ガスパロの父フランチェスコと叔父アゴスティーノは仕事として音楽活動を始めました。1540年からサロの登記簿にはいつもヴァイオリン奏者と記されています。
サロ北方のバゴリーノでは1551年に「リヴィエラのヴァイオリン奏者たち」の存在が記録されていて、この中にベルトロッティ兄弟も入っていた可能性があります。実際のところはわかりませんが、このような音楽家達が活躍していたこと、ヴァイオリンの普及に貢献したと考えることは間違いではないでしょう。
アゴスティーノの息子ベルナルディーノはフェラーラ(ゴンザーガ家の宮廷)で音楽活動をし、その後マントヴァやローマでも演奏活動を続け、作曲家としても活躍しました。当時、音楽家やダンス教師などが、各地の宮廷で仕事をするのは珍しいことではなかったようです。
ガスパロの兄弟ジョヴァンニ・パオロとサンティーノもヴァイオリン奏者になりました。ジョヴァンニ・パオロは父の音楽活動を引き継ぎ、実家の相続もしています。

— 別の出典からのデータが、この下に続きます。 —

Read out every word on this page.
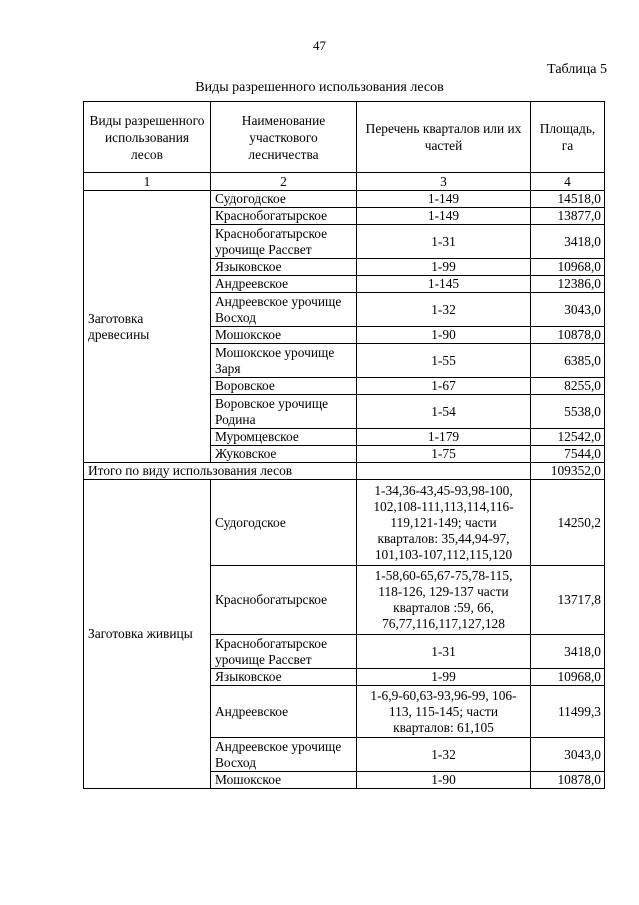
47
Таблица 5
Виды разрешенного использования лесов
Виды разрешенного использования лесов	Наименование участкового лесничества	Перечень кварталов или их частей	Площадь, га
1	2	3	4
Заготовка древесины	Судогодское	1-149	14518,0
	Краснобогатырское	1-149	13877,0
	Краснобогатырское урочище Рассвет	1-31	3418,0
	Языковское	1-99	10968,0
	Андреевское	1-145	12386,0
	Андреевское урочище Восход	1-32	3043,0
	Мошокское	1-90	10878,0
	Мошокское урочище Заря	1-55	6385,0
	Воровское	1-67	8255,0
	Воровское урочище Родина	1-54	5538,0
	Муромцевское	1-179	12542,0
	Жуковское	1-75	7544,0
Итого по виду использования лесов			109352,0
Заготовка живицы	Судогодское	1-34,36-43,45-93,98-100, 102,108-111,113,114,116-119,121-149; части кварталов: 35,44,94-97, 101,103-107,112,115,120	14250,2
	Краснобогатырское	1-58,60-65,67-75,78-115, 118-126, 129-137 части кварталов :59, 66, 76,77,116,117,127,128	13717,8
	Краснобогатырское урочище Рассвет	1-31	3418,0
	Языковское	1-99	10968,0
	Андреевское	1-6,9-60,63-93,96-99, 106-113, 115-145; части кварталов: 61,105	11499,3
	Андреевское урочище Восход	1-32	3043,0
	Мошокское	1-90	10878,0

父フランチェスコはガスパロが若いうちになくなりましたが、叔父アゴスティーノはヴァイオリン奏者を続け、後にサロ大聖堂の司祭に指名されています。
オルガン製作家アンテニャーティ家
父フランチェスコはまた楽器の演奏をするだけでなく、チェンバロの価値の見積りをしたり、オルガンのメンテナンスをしたり楽器そのものにも関心があったようです。
1546年、サロの共同体はブレシアのオルガン製作家ジョヴァン・ジャコモ・アンテニャーティに大聖堂のオルガンを最新最高の状態にするように依頼しました。
このオルガン建設にベルトロッティ家は何かしらの関わりがあったと思われます。オルガンの仕上がりに不満を持ったサロ当局とアンテニャーティとの間で問題になった時期もあったようですが、ベルトロッティ家とアンテニャーティ家との関係は続いていったのでしょう。
後にフランチェスコがオルガンのメンテナンスをしたこと、ガスパロがブレシアに移って開いた工房はアンテニャーティの工房のすぐ近くであったこと、1581年のオルガン移設の際アゴスティーノが司祭として関わりグラツィア・アンテニャーティ(ジョヴァンニ・ジャコモの甥)に仕事を依頼したこと、などがわかっています。また、ガスパロの弟子マッジーニもアンテニャーティ家との親交がありました。長い期間、両家の交流があったに違いありません。
サロの音楽環境や家族の音楽家としての活動などを見ると、ガスパロもサロにいる間に、おそらく父のもとで、弦楽器の演奏や製作の訓練を受けていたのでしょう。